PROVIDENCE, R.I (WPRI) — After Providence police released more than eight hours of body camera video that shows officers punching and spitting at teenage suspects, a city business shared surveillance footage which shows a new angle of the tense ordeal.
The 41 videos released Wednesday show the July 8 arrest of two teenagers who allegedly led police on a chase after pointing what turned out to be BB gun rifles at innocent bystanders and an officer.
Public Safety Commissioner Steven Paré said the use of force demonstrated by Officers Domingo Diaz and Mitchel Voyer was “appalling” and led to a criminal investigation.
On Thursday, a head staff member at Narragansett Creamery provided 12 News with video footage from that night, before the hours-long pursuit began.
The video shows three employees standing outside and quickly scattering after a car pulls up. The driver can be seen exiting the vehicle and trying to fire at people.
As one employee tries to run away, more people exit the car and start chasing them. A Narragansett Creamery employee told 12 News that one of their staff members was hit and injured during the incident and had to go to the hospital.
Prior to the official release of the police footage, Attorney General Peter Neronha said while body camera video can be powerful and revealing in general, it may not tell the entire story.
“They’ll tell you a part of the story, but they don’t tell you what’s going on where the cameras aren’t focused,” Neronha said. “The cameras may be too close, you know, it may not be close enough.”
In a statement Wednesday, Neronha said the body camera video being released means the investigation into the incident is “substantially complete,” meaning witnesses and investigators involved have all been interviewed.
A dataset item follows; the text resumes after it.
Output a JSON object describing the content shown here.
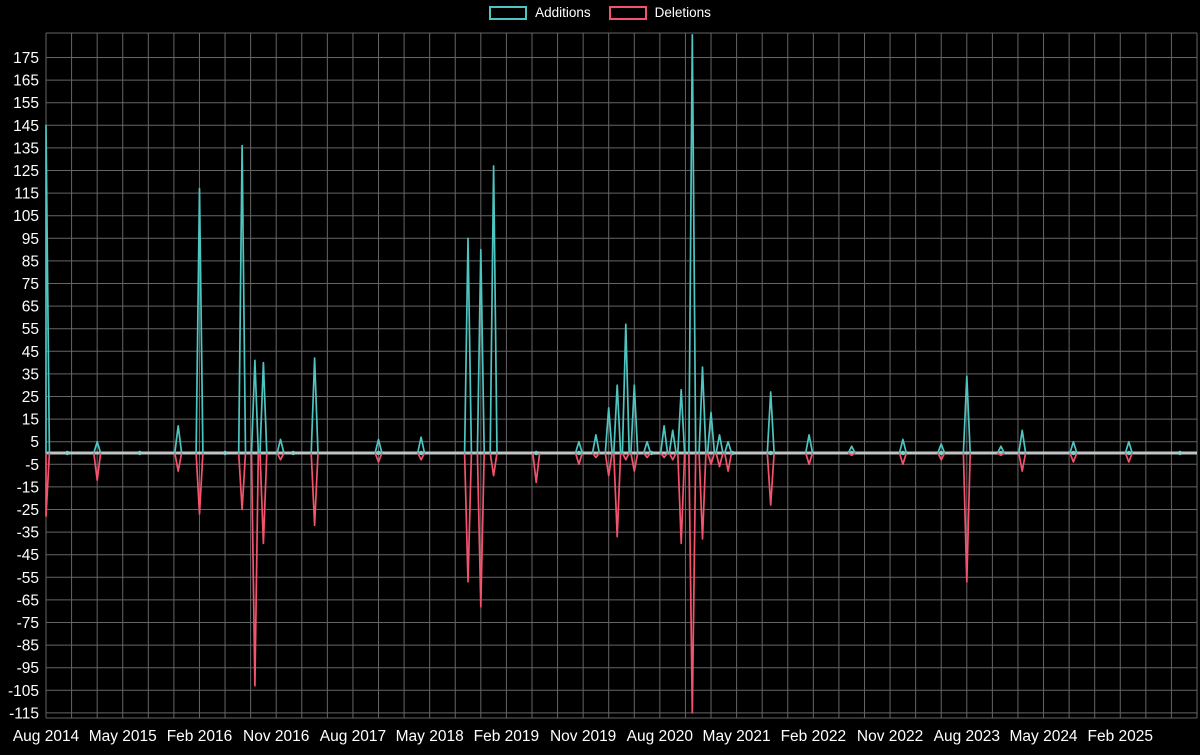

However, the investigation is ongoing, according to Neronha’s office.
12 News law enforcement analyst Steven O’Donnell also shed light on the body camera video, calling some of the footage “disturbing” to watch.
“Any time you see video with use of force, it never looks good,” O’Donnell said.
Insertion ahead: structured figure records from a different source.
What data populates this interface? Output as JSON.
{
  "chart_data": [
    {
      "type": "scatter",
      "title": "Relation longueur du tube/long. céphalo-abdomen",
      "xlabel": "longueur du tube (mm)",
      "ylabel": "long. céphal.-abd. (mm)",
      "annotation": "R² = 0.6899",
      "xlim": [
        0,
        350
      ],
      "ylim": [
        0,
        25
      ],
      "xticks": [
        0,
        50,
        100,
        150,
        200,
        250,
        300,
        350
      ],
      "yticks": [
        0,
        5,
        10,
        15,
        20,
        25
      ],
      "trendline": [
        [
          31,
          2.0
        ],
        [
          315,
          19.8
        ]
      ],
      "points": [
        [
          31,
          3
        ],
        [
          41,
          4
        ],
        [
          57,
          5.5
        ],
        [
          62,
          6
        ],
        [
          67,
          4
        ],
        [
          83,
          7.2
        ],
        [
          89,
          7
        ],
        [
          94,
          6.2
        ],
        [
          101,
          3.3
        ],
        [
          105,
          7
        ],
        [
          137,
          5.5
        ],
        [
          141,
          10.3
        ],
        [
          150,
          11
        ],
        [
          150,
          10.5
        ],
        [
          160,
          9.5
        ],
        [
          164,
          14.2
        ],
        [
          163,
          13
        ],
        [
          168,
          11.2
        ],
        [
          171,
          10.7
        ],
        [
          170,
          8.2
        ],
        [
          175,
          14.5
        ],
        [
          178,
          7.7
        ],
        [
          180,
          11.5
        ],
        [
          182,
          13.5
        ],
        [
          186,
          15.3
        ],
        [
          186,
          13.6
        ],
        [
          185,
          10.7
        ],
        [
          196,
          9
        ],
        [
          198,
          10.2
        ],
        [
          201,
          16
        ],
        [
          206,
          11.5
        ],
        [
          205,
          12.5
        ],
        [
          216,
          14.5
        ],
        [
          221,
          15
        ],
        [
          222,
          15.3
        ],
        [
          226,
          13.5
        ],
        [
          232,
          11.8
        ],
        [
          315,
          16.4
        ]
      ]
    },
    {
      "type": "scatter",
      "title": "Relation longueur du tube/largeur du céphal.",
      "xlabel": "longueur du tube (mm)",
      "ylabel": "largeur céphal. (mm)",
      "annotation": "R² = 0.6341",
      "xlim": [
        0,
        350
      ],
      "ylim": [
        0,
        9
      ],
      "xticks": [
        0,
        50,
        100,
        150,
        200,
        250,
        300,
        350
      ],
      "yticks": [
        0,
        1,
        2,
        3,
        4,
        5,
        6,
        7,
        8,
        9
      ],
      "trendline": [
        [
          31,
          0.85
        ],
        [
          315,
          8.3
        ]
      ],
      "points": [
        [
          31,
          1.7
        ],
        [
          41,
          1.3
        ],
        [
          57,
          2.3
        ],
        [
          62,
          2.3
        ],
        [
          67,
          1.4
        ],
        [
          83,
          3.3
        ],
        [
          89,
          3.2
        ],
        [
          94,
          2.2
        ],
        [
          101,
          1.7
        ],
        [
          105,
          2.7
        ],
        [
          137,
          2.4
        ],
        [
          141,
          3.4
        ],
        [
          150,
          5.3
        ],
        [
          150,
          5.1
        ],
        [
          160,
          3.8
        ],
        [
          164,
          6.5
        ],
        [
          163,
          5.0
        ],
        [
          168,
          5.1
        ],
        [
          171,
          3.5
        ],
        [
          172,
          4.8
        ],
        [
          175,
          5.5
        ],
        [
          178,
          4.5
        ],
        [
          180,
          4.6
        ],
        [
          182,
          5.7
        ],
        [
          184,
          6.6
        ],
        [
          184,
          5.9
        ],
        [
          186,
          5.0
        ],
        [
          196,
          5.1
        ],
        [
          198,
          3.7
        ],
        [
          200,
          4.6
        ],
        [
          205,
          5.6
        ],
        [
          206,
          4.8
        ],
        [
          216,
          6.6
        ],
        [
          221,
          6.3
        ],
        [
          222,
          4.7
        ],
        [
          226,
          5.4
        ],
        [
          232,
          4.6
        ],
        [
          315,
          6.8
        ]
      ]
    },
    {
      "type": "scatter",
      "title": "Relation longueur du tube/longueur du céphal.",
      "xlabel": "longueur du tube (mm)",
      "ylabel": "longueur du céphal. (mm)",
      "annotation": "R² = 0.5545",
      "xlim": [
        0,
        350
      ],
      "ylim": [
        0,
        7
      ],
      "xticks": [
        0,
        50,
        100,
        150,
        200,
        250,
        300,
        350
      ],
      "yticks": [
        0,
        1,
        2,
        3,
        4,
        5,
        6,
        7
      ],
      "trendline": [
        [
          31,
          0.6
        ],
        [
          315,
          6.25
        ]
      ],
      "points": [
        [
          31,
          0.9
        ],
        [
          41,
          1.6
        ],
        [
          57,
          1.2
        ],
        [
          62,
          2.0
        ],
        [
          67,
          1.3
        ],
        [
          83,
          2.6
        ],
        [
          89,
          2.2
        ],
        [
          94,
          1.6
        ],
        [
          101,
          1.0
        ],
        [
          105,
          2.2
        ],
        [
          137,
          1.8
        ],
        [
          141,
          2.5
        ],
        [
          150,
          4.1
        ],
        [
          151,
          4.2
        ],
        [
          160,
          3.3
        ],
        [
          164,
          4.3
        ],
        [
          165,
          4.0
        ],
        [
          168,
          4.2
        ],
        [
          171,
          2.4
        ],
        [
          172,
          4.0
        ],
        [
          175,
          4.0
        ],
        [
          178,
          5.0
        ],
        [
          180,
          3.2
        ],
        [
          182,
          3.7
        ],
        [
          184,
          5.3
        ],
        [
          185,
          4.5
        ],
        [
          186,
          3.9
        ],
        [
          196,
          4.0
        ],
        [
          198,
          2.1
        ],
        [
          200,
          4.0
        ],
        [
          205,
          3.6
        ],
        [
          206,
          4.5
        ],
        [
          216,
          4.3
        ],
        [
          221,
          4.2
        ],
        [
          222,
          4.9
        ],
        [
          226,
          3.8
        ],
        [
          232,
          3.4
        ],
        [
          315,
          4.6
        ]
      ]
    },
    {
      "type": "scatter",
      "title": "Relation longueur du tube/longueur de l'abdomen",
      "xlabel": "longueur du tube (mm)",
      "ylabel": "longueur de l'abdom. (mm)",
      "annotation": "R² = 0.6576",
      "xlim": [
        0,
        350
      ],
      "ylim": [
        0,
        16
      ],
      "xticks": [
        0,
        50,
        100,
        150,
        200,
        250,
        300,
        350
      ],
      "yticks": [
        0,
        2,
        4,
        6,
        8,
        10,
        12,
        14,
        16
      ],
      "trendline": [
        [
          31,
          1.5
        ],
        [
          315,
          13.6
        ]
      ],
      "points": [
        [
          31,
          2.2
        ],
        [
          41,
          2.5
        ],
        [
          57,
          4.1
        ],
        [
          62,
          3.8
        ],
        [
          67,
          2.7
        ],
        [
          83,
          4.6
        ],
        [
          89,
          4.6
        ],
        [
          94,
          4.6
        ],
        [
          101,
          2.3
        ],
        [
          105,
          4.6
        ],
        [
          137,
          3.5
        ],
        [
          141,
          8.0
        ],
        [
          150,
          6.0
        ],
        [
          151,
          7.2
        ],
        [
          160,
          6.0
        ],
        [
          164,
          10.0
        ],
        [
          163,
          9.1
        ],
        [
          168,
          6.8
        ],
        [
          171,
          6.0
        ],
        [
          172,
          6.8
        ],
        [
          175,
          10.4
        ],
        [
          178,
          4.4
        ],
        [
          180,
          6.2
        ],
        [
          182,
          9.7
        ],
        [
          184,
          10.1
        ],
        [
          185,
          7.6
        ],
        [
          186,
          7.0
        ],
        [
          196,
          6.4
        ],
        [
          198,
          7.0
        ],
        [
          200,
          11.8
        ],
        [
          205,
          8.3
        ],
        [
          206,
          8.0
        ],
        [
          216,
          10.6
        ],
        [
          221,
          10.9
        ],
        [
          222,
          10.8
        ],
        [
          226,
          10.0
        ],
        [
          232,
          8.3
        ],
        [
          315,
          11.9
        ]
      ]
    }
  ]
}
With that in mind, O’Donnell said when police were involved in the hours-long chase through the city, he believes officers didn’t call it off because they were unsure if the guns being pointed were real or not.
“So, in good faith by the police, they believe they’re chasing someone who just shot at people and who just terrorized people,” O’Donnell said.
“It’s as high as the heightened alert. If it’s a 1 to 10, it’s at a 10,” he added.
According to O’Donnell, when a police chase ends, a foot pursuit and some use of force typically follows.
“That’s where, I guess the rubber meets the road, where the police have to make a decision how much force they use,” he explained.
At one point, the video shows one of the teenagers with his head and hands held back by an officer while he receives several blows to the face from another. After one of the suspects is picked up off of the ground and put into a sitting position, an officer walks up and spits in his direction.
O’Donnell said while it’s normal for police to have some sort of emotional reaction in these situations, officers are trained and expected not to react in some of the ways displayed in the video.
“Once the person’s in cuffs, they’re not supposed to do anything further than that,” he said.
No charges have been filed against the police officers.
The teenagers have all been charged with criminal offenses, but their names and exact charges have not been released because they are underage.